ABS buckles in face of religious lobbyists to keep biased Census question

17 February 2025

We are disappointed that the Australian Bureau of Statistics (ABS) has missed an opportunity to correct the long-standing and obvious presumption in the wording of the question on religion for the 2026 census.

Today, the ABS has announced that it will continue to use the same question on religious affiliation – “What is the person’s religion?” –  assuming the respondent has a religion.

Despite receiving overwhelming support for removing bias in the question as part of its public consultation process, the 2026 Census will again deliver data that inflates the importance of religion to Australians.

The coalition of freethought groups behind the Census – Not Religious? campaign in 2021 will now begin work on staging an even bigger public awareness campaign to coincide with the next Census in 2026.

Speaking today, Michael Dove, the spokesperson for the campaign, said the ABS had failed Australian taxpayers in choosing to continue with a fundamentally flawed question.

“The ABS has sacrificed accuracy in seeking to placate the powerful Catholic Church-led resistance to changing the question,” he said.

“Religious lobbyists had argued that the ability to compare with data from earlier censuses was more important than collecting an accurate snapshot of Australians’ current relationship with religion. So, we will continue to compare flawed data from the present with flawed data from the past.”

“As a result, the ABS will continue to provide an embarrassing case-study of how to create bias through poor questionnaire design.”

“All Australians will lose out by not having access to representative and accurate data. This will have a significant impact on the quality of evidence to support policy formation and resource allocation.” 

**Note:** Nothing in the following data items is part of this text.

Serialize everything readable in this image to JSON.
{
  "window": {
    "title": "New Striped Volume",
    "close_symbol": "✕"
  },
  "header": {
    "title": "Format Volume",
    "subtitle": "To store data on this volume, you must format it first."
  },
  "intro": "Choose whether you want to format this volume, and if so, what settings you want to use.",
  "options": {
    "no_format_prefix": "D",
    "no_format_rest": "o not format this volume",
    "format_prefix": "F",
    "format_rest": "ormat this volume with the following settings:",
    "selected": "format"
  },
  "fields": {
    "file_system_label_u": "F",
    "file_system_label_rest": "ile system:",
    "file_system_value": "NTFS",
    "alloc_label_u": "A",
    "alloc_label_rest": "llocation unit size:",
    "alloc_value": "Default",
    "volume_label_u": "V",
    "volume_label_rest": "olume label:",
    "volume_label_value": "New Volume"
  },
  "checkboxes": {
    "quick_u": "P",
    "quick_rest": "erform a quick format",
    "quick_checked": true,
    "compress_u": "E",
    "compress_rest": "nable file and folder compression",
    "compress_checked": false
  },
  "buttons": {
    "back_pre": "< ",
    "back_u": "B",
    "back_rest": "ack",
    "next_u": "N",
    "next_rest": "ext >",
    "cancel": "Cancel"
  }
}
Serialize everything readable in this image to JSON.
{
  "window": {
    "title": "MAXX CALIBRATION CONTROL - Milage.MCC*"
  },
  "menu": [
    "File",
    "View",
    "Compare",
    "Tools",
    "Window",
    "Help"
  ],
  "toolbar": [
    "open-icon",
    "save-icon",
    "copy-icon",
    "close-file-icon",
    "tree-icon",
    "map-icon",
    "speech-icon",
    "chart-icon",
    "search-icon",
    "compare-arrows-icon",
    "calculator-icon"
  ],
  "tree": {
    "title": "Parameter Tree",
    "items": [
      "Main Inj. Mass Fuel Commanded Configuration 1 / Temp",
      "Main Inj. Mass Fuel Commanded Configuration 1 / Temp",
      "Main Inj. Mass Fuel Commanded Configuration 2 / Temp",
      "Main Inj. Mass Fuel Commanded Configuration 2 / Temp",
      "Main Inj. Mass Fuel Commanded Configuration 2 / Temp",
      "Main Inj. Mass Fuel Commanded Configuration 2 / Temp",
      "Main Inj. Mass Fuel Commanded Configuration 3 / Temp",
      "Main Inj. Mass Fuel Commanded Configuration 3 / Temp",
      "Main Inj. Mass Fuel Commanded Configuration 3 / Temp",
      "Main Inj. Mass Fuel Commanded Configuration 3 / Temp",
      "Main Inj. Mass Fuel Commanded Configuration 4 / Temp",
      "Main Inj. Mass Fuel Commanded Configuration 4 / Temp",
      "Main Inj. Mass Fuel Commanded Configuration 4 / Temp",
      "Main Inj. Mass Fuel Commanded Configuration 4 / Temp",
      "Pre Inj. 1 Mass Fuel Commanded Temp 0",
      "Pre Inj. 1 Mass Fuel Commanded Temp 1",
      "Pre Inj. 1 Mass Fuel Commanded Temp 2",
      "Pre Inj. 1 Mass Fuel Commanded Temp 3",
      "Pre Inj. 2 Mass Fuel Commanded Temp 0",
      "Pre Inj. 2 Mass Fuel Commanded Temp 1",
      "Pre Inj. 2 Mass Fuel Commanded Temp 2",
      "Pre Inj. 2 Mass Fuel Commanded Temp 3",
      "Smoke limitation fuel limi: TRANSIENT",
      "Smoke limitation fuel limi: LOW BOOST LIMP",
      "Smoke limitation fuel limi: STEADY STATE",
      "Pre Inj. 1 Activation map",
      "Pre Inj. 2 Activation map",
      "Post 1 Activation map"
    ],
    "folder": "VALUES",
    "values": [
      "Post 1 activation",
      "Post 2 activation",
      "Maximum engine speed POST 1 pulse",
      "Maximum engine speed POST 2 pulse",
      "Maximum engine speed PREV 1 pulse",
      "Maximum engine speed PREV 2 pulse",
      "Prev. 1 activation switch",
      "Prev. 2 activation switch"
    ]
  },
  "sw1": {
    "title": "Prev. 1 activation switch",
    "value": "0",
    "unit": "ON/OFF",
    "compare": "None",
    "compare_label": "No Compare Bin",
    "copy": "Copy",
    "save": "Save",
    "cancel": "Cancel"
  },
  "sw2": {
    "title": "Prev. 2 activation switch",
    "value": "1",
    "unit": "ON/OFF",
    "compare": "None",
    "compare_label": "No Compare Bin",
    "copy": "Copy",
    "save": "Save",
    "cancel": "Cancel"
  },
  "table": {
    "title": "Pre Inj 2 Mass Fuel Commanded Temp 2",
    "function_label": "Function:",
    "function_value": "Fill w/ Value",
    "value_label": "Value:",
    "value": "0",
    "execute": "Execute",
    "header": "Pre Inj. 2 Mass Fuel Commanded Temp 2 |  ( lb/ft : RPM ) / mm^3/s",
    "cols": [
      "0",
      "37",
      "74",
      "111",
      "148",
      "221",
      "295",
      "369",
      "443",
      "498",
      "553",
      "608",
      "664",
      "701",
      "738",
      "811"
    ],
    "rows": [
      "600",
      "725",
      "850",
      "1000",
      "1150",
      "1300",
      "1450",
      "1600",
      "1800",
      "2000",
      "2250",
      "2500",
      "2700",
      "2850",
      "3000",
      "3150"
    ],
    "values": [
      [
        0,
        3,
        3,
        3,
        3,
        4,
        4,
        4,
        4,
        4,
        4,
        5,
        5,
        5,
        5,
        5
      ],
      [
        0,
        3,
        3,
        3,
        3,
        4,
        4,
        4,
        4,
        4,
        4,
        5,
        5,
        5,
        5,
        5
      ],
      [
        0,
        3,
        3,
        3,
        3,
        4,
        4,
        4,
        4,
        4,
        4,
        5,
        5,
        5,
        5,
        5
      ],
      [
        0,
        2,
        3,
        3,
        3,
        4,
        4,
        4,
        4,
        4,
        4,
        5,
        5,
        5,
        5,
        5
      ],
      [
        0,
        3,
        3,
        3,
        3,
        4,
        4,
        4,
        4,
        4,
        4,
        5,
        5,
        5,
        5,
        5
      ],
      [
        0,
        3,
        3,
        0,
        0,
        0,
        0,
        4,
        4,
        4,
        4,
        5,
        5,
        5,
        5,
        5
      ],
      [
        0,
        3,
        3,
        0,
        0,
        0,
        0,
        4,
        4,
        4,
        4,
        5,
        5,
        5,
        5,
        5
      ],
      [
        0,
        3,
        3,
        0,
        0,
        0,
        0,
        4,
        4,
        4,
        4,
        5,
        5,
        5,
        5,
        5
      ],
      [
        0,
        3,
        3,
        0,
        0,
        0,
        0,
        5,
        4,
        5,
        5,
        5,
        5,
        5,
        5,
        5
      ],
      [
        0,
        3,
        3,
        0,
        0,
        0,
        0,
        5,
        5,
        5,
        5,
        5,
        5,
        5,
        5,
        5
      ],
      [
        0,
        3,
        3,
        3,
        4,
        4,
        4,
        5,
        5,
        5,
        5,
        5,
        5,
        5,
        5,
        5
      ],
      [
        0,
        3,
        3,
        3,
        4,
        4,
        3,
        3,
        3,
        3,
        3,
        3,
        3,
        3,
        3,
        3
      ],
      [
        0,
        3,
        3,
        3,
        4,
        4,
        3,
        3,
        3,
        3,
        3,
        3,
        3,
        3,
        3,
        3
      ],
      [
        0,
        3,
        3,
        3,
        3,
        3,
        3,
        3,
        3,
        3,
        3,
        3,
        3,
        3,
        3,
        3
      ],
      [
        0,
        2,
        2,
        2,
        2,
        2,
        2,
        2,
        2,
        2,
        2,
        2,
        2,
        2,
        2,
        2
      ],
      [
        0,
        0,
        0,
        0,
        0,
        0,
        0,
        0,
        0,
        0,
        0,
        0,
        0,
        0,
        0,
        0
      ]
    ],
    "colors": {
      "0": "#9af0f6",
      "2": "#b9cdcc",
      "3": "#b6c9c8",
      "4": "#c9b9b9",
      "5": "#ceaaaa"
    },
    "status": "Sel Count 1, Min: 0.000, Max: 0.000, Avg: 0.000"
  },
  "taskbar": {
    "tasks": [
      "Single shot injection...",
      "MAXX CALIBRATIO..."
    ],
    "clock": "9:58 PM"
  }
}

In 2026, the ABS will again use an assumption-based, leading question which presumes each respondent has a religion. This results in acquiescence bias, distorting the accuracy of the final counts.

“Given that it seems the ABS and religious lobbyists are not interested in having accurate data on religious affiliation, there is a clear need for another large public campaign to encourage Australians to mark ‘No religion’ if they are no longer religious,” said Mr Dove.

“We’ll be calling on all Australians who care about meaningful public policy to support our campaign.”

The Catholic Church hierarchy campaigned last year calling for the federal government to block the ABS from changing the question.